An informed American public is vital to the protection and promotion of American liberties and democracy. This is a recognized principle of American society and justice which historically has been instrumental to ensuring accountability in our governing systems. Congress acknowledged the importance of these ideals when it passed the Freedom of Information Act in 1966 to expand public access to federal government information. Such legislation, though federal in nature, reflects a societal desire for institutional commitment to transparency.

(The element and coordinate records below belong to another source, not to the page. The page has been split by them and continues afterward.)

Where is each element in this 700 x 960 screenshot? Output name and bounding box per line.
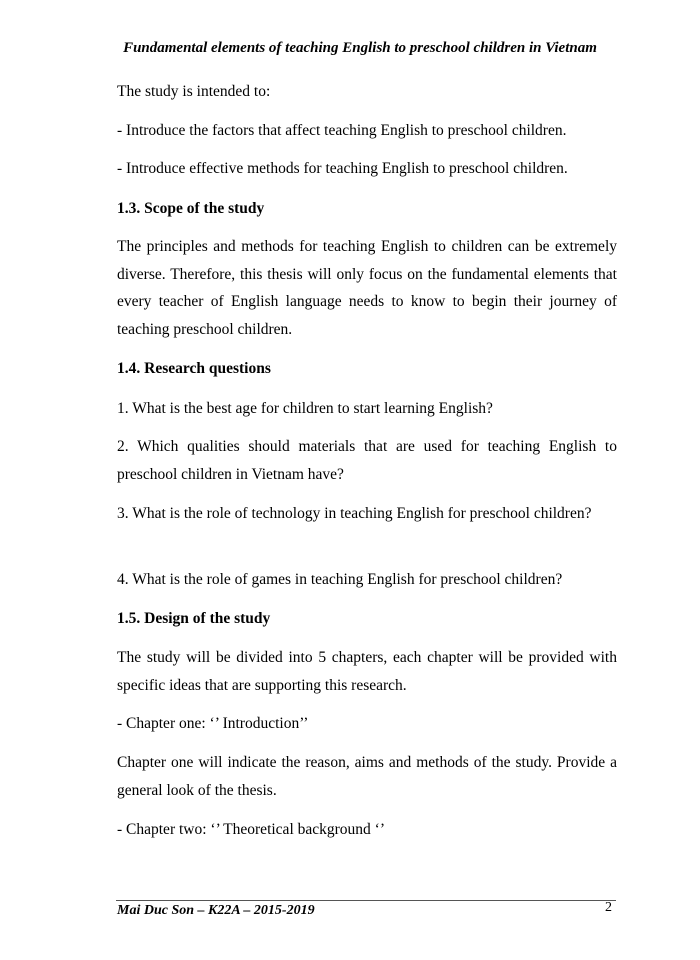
section-heading-scope: 1.3. Scope of the study (117, 200, 265, 217)
running-header: Fundamental elements of teaching English to preschool children in Vietnam (123, 40, 597, 56)
footer-author: Mai Duc Son – K22A – 2015-2019 (117, 903, 315, 918)
aim-item-1: - Introduce the factors that affect teaching English to preschool children. (117, 122, 567, 139)
research-question-2: 2. Which qualities should materials that are used for teaching English to preschool children in Vietnam have? (117, 438, 617, 483)
chapter-two-heading: - Chapter two: ‘’ Theoretical background ‘’ (117, 821, 385, 838)
research-question-4: 4. What is the role of games in teaching English for preschool children? (117, 571, 563, 588)
chapter-one-heading: - Chapter one: ‘’ Introduction’’ (117, 715, 309, 732)
aim-item-2: - Introduce effective methods for teaching English to preschool children. (117, 160, 568, 177)
research-question-1: 1. What is the best age for children to start learning English? (117, 400, 493, 417)
scope-paragraph: The principles and methods for teaching English to children can be extremely diverse. Therefore, this thesis will only focus on the fundamental elements that every teacher of English language needs to know to begin their journey of teaching preschool children. (117, 238, 617, 338)
intro-line: The study is intended to: (117, 83, 271, 100)
section-heading-design: 1.5. Design of the study (117, 610, 271, 627)
page-number: 2 (605, 900, 612, 915)
design-paragraph: The study will be divided into 5 chapters, each chapter will be provided with specific ideas that are supporting this research. (117, 649, 617, 694)
chapter-one-paragraph: Chapter one will indicate the reason, aims and methods of the study. Provide a general look of the thesis. (117, 754, 617, 799)
section-heading-research-questions: 1.4. Research questions (117, 360, 271, 377)
research-question-3: 3. What is the role of technology in teaching English for preschool children? (117, 505, 592, 522)
footer-divider (116, 900, 616, 901)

In contrast, by enacting secrecy laws, state governments have neglected to adhere to these foundational American principles. The public should be allowed the opportunity to have a fully informed debate on the issues surrounding capital punishment. Recent high-profile cases of botched executions and constitutional questions regarding administration of the death penalty have spurred a rise in national opposition to capital punishment and brought these issues to the front of the public forum. Given this evolving public perspective, it is imperative that the public be able to form opinions based on the totality of the circumstances.
Furthermore, these laws raise due process issues because of their impact on the ability of individuals on death row to address their concerns on appeal. Death penalty secrecy laws effectively prohibit individuals awaiting lethal injection from raising proper appeals on Eighth Amendment grounds. These laws limit public and judicial analysis of lethal injection under the Eighth Amendment which requires that punishments imposed by the government conform to evolving standards of decency. In Baze v. Rees, the Supreme Court articulated that Eighth Amendment prohibits punishment which subjects individuals to a substantial risk of wanton and unnecessary infliction of pain, torture or lingering death. By obstructing the ability of individuals and courts to examine the methods, drugs and manufacturers involved in lethal injection executions, these laws prevent a systemic analysis of problematic drugs and procedures in the context of the Eighth Amendment. Ultimately, to ensure that our governments uphold their constitutional responsibility to treat their prisoners fairly and humanely, death penalty secrecy laws must be abolished so the public can undertake a thorough and comprehensive examination of execution methods.